I’m not going to lie to you people, I’ve been sick- really sick on and off for two weeks and I am tired of being sick. First it was the stomach bug from hell that went around my family last week. Then after finally starting to feel better- bam!
Monday night as I was about to leave work I felt as though I was going to pass out…my throat was closing up, I couldn’t stand straight. I cabbed it back home because I was not going to make the subway ride without being a mess.
I got home and didn’t leave my bed for days. I had a fever of 103. I could hardly keep my eyes open. Went to a doctor (since I don’t actually have a family practitioner) and he suspected I may have had pneumonia. Went for a chest xray, where the xray tech was being nasty since he couldn’t get a good picture of my chest because I couldn’t stand upright for longer than a few seconds (jerk). Was finally told it was just bronchitis and strep, and was told to stay in bed the week. I’m sure my boss was OVER THE MOON that I have missed 6 days of work in the last two weeks, but I fell like a deck of cards people.
I couldn’t be near my kids for days in fears that they might get whatever it is I had, so my mom would bring them by my bed for a moment to say hello. I’m sure they didn’t get why I wasn’t playing with them.

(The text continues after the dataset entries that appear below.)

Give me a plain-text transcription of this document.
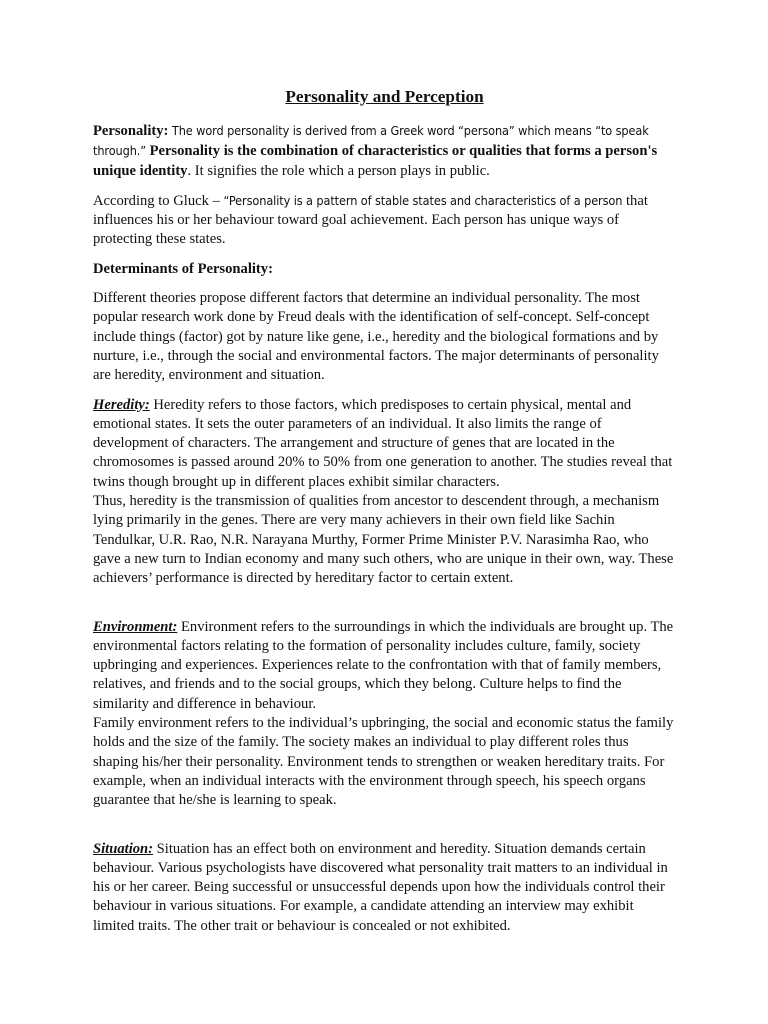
Personality and Perception

Personality: The word personality is derived from a Greek word “persona” which means “to speak through.” Personality is the combination of characteristics or qualities that forms a person's unique identity. It signifies the role which a person plays in public.

According to Gluck – “Personality is a pattern of stable states and characteristics of a person that influences his or her behaviour toward goal achievement. Each person has unique ways of protecting these states.

Determinants of Personality:

Different theories propose different factors that determine an individual personality. The most popular research work done by Freud deals with the identification of self-concept. Self-concept include things (factor) got by nature like gene, i.e., heredity and the biological formations and by nurture, i.e., through the social and environmental factors. The major determinants of personality are heredity, environment and situation.

Heredity: Heredity refers to those factors, which predisposes to certain physical, mental and emotional states. It sets the outer parameters of an individual. It also limits the range of development of characters. The arrangement and structure of genes that are located in the chromosomes is passed around 20% to 50% from one generation to another. The studies reveal that twins though brought up in different places exhibit similar characters.

Thus, heredity is the transmission of qualities from ancestor to descendent through, a mechanism lying primarily in the genes. There are very many achievers in their own field like Sachin Tendulkar, U.R. Rao, N.R. Narayana Murthy, Former Prime Minister P.V. Narasimha Rao, who gave a new turn to Indian economy and many such others, who are unique in their own, way. These achievers’ performance is directed by hereditary factor to certain extent.

Environment: Environment refers to the surroundings in which the individuals are brought up. The environmental factors relating to the formation of personality includes culture, family, society upbringing and experiences. Experiences relate to the confrontation with that of family members, relatives, and friends and to the social groups, which they belong. Culture helps to find the similarity and difference in behaviour.

Family environment refers to the individual’s upbringing, the social and economic status the family holds and the size of the family. The society makes an individual to play different roles thus shaping his/her their personality. Environment tends to strengthen or weaken hereditary traits. For example, when an individual interacts with the environment through speech, his speech organs guarantee that he/she is learning to speak.

Situation: Situation has an effect both on environment and heredity. Situation demands certain behaviour. Various psychologists have discovered what personality trait matters to an individual in his or her career. Being successful or unsuccessful depends upon how the individuals control their behaviour in various situations. For example, a candidate attending an interview may exhibit limited traits. The other trait or behaviour is concealed or not exhibited.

You have always got to look at the plus side though- lost seven pounds ( whoo-hoo!).
I still feel like a rag doll and definitely NOT like myself.
Is it just me, or have you ladies noticed that after giving birth you get sick way more than you ever had before? My body is just different. I never had allergies prior to giving birth, now I have to take allergy medication every morning. I also get sick very easily. Every sniffle that someone has I manage to catch it. I was an OX before.
I’ve had many thought laying in bed fore these past two weeks… I am going to make a change in my life although I am not quite sure what it will be. First I wanted to chop my hair off (into a bob) but my facebook friends all warned me not to.
I feel like I am getting sick because I have way too much responsibility on my shoulders. I am the one keeping my family afloat financially. My husband is still a student and is in school almost all week. I haven’t payed my rent this month because if I do- I wont have money for anything else (including food)- and I cant use my credit cards anymore.
I have never been in this situation before and it is making me sick- physically.
I’m not trying to cry and be all “wah wah” in my post, I know everyone these days is feeling the pinch.
Once this semester is over (in May) the man will be looking for a job, because I just cant do it anymore. I just cant.